3.8-13 is not stable for me. Since installing it, I have had frequent crashes. (Perhaps you should have used Chicago numbering!) How safely roll back to 3.8-12? If I simply reinstall from the 3.8-12 ISO, will my storages be preserved? Will anything hinky happen?

I had been running 3.8-12 for a month or two with absolutely no issues of any kind.

As soon as I upgraded to 3-8-13, I began experiencing outages of ~10 minutes’ duration during which the SAMBA shares were not addressable by clients and the Rockstor server did not respond to pings.

But the server was running, as shown by the console.

dmesg showed, at the END of each outage, a single line: “alx 0000:01:00.0 enp1s0: NIC Up: 1 Gbps Full” .

alx is the kernel driver for Atheros wired Ethernet chips.

A bit of googling showed that there is a great deal of chatter out there about a bug or bugs in that driver, going back to kernel 3.x, the common symptom being that traffic stops in one direction. Most manifestations are accompanied by dmesg entries referring to wild interrupts etc. None has ever been reproducible enough to fix.

Time being money, I went out yesterday and got an Intel NIC. This is NOT a product endorsement; my local shop had only this or no-names. I Googled the chip on this NIC (Intel 82574) and found that the Linux kernel driver for this chip, e1000e, is actively maintained by Intel as well as, whose kernels are used by Rockstor. Since installing the Intel NIC yesterday, I have had no further outages.

You may draw your own conclusions as to whether you ought to be running an Atheros NIC under Linux.

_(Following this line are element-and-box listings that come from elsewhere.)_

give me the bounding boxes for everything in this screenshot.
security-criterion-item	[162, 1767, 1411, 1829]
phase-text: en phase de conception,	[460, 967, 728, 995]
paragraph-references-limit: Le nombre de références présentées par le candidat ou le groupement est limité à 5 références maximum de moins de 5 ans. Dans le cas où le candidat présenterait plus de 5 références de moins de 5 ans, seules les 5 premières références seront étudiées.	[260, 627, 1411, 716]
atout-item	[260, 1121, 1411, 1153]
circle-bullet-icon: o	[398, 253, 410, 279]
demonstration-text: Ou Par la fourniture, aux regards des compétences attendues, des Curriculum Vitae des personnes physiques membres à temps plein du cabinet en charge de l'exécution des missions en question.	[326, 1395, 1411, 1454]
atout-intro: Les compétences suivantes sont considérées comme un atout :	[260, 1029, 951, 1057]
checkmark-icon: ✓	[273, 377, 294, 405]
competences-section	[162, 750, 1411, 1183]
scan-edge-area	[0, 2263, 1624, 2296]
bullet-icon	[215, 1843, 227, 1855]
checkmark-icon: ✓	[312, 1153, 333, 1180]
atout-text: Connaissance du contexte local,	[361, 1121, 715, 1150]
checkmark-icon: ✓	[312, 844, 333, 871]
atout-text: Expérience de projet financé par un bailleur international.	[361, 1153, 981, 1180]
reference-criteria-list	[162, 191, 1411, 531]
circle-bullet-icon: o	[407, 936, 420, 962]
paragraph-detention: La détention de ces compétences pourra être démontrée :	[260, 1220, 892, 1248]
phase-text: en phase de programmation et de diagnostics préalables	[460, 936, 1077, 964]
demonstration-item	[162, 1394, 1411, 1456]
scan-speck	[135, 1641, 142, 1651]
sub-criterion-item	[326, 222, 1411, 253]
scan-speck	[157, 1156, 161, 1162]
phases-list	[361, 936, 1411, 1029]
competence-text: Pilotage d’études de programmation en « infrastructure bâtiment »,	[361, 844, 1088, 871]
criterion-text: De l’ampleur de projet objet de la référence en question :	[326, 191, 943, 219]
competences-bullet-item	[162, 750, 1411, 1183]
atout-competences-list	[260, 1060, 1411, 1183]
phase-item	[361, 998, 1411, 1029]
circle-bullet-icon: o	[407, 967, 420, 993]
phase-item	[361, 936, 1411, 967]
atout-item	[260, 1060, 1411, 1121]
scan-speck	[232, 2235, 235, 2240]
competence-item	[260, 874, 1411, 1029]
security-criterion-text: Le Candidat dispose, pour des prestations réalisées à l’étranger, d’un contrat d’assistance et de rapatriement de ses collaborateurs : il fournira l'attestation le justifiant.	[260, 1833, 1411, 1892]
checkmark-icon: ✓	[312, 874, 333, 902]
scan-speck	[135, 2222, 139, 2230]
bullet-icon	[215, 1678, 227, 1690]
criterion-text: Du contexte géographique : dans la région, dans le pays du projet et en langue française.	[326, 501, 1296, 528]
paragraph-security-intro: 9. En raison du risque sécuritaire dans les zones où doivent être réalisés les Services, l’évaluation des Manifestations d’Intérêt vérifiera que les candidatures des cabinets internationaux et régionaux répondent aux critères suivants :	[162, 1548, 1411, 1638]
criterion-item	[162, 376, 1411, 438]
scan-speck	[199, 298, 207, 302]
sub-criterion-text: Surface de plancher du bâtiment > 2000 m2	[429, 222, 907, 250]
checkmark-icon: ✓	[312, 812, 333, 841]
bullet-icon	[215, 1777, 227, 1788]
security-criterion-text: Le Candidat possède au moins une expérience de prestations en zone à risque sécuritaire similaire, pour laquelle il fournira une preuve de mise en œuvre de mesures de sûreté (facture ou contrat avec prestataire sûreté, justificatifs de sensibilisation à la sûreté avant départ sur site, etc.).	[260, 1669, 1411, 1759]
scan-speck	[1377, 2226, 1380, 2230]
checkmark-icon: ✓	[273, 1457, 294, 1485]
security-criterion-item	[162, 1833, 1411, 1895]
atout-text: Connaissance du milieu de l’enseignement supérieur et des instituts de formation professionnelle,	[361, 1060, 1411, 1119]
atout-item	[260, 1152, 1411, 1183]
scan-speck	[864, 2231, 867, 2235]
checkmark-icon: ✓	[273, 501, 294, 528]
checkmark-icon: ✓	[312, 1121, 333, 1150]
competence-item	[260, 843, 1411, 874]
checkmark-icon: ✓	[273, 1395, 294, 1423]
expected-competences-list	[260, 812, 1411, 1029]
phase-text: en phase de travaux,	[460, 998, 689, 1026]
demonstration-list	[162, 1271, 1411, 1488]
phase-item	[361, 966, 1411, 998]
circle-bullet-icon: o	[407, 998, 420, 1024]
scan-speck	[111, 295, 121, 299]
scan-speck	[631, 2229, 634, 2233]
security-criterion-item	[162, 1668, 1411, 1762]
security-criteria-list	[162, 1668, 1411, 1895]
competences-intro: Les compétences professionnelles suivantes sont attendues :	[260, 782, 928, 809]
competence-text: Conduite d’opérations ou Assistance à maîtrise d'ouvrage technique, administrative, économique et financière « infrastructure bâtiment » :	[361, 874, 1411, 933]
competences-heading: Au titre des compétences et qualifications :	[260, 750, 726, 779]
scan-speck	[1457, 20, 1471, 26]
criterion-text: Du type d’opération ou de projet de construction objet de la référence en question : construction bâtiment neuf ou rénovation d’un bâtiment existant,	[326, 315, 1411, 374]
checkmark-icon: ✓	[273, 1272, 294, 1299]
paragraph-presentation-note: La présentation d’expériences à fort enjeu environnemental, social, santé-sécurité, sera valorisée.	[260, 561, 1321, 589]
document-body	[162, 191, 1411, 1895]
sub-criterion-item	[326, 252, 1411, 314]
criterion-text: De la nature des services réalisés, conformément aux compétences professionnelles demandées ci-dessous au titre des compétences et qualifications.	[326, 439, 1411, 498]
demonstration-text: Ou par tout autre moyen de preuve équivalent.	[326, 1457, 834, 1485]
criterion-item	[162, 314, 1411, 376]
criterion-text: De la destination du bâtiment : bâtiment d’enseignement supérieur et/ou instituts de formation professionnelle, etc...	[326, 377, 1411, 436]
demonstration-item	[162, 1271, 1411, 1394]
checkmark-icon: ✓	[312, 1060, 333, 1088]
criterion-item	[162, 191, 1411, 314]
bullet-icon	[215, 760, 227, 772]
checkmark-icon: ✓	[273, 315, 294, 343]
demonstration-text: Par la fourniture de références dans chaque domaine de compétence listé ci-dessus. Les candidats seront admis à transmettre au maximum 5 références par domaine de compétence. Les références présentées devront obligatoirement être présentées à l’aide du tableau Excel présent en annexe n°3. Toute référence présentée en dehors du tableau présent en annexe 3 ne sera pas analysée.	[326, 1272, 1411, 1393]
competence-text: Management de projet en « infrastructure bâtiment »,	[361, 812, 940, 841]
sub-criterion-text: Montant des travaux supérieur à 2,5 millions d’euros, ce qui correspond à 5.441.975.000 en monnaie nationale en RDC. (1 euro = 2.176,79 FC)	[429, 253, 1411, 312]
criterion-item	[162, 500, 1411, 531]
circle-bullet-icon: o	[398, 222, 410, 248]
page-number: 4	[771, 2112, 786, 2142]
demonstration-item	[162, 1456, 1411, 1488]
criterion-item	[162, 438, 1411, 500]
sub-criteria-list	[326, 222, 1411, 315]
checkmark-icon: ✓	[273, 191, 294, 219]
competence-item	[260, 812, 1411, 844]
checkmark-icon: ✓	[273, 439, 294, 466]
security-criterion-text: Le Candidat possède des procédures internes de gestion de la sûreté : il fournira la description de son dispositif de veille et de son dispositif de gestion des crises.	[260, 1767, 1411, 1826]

It is not at all clear why the Rockstor upgrade to 3.8-13 should have caused this bug to being manifesting itself. There should be no coupling with the upper layers of software. But one researcher found that specific legal bits in the header of a IP packet could either (A) halt the Atheros chip from transmitting or (B) prevent it from choking on subsequent occurrences of the poison bits. This kind of thing could, of course, be pre-emptively worked around in a proprietary driver…


The report cited above is here:

Okay I got COMPLETELY CONFUSED. This report does not refer to the Atheros chip, but to the Intel chip. Disregard the last graf of my first reply above.


same here it’s the kernel that is the problem centos team is patching soon.